The army, which laid out a road map back towards democracy on Wednesday, has suspended the constitution and placed president Morsi and other prominent members of his party under arrest. It is possible they will now be tried for conspiring to kill protesters.

The acting president, Adli Mansour, told Egyptians Thursday that they had “corrected the path of its glorious revolution,” as the military took control of the country for the second time in less than three years following popular upheaval. Once again, protests focused on the dismal state of Egypt's economy, as president Morsi failed to lessen shortages of electricity and gas.

Members of both the liberal and ultra-conservative wings of Egyptian politics endorsd the military takeover, which the United States has not acknowledged as a coup, while military tanks run through the streets of Cairo as the military begins cracking down on Islamist political groups and media.

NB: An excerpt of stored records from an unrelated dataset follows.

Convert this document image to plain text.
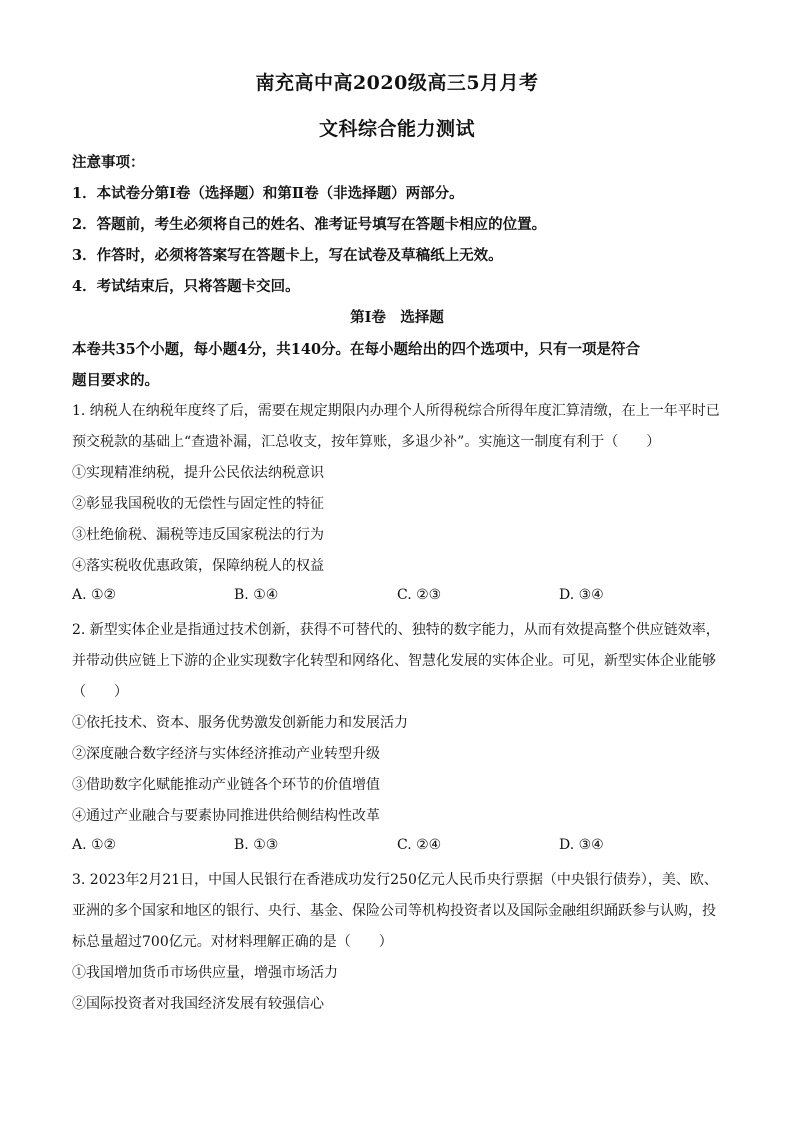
南充高中高2020级高三5月月考
文科综合能力测试
注意事项：
1．本试卷分第Ⅰ卷（选择题）和第Ⅱ卷（非选择题）两部分。
2．答题前，考生必须将自己的姓名、准考证号填写在答题卡相应的位置。
3．作答时，必须将答案写在答题卡上，写在试卷及草稿纸上无效。
4．考试结束后，只将答题卡交回。
第Ⅰ卷　选择题
本卷共35个小题，每小题4分，共140分。在每小题给出的四个选项中，只有一项是符合
题目要求的。
1. 纳税人在纳税年度终了后，需要在规定期限内办理个人所得税综合所得年度汇算清缴，在上一年平时已
预交税款的基础上“查遗补漏，汇总收支，按年算账，多退少补”。实施这一制度有利于（　　）
①实现精准纳税，提升公民依法纳税意识
②彰显我国税收的无偿性与固定性的特征
③杜绝偷税、漏税等违反国家税法的行为
④落实税收优惠政策，保障纳税人的权益
A. ①②	B. ①④	C. ②③	D. ③④
2. 新型实体企业是指通过技术创新，获得不可替代的、独特的数字能力，从而有效提高整个供应链效率，
并带动供应链上下游的企业实现数字化转型和网络化、智慧化发展的实体企业。可见，新型实体企业能够
（　　）
①依托技术、资本、服务优势激发创新能力和发展活力
②深度融合数字经济与实体经济推动产业转型升级
③借助数字化赋能推动产业链各个环节的价值增值
④通过产业融合与要素协同推进供给侧结构性改革
A. ①②	B. ①③	C. ②④	D. ③④
3. 2023年2月21日，中国人民银行在香港成功发行250亿元人民币央行票据（中央银行债券），美、欧、
亚洲的多个国家和地区的银行、央行、基金、保险公司等机构投资者以及国际金融组织踊跃参与认购，投
标总量超过700亿元。对材料理解正确的是（　　）
①我国增加货币市场供应量，增强市场活力
②国际投资者对我国经济发展有较强信心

"We are deeply concerned by the decision of the Egyptian Armed Forces to remove President Morsi and suspend the Egyptian Constitution,” President Obama told reporters yesterday.

Mr. Morsi released a final speech Wednesday night before his website was shut down by the military, condemning the military action as “a complete military coup which is categorically rejected by all the free people of the country who have struggled so that Egypt turns into a civil democratic society.”

Crowds in Tahrir Square have thinned as Egyptians returned to work on Thursday, once again under control of a military that has never stepped too far away from the leadership of the country.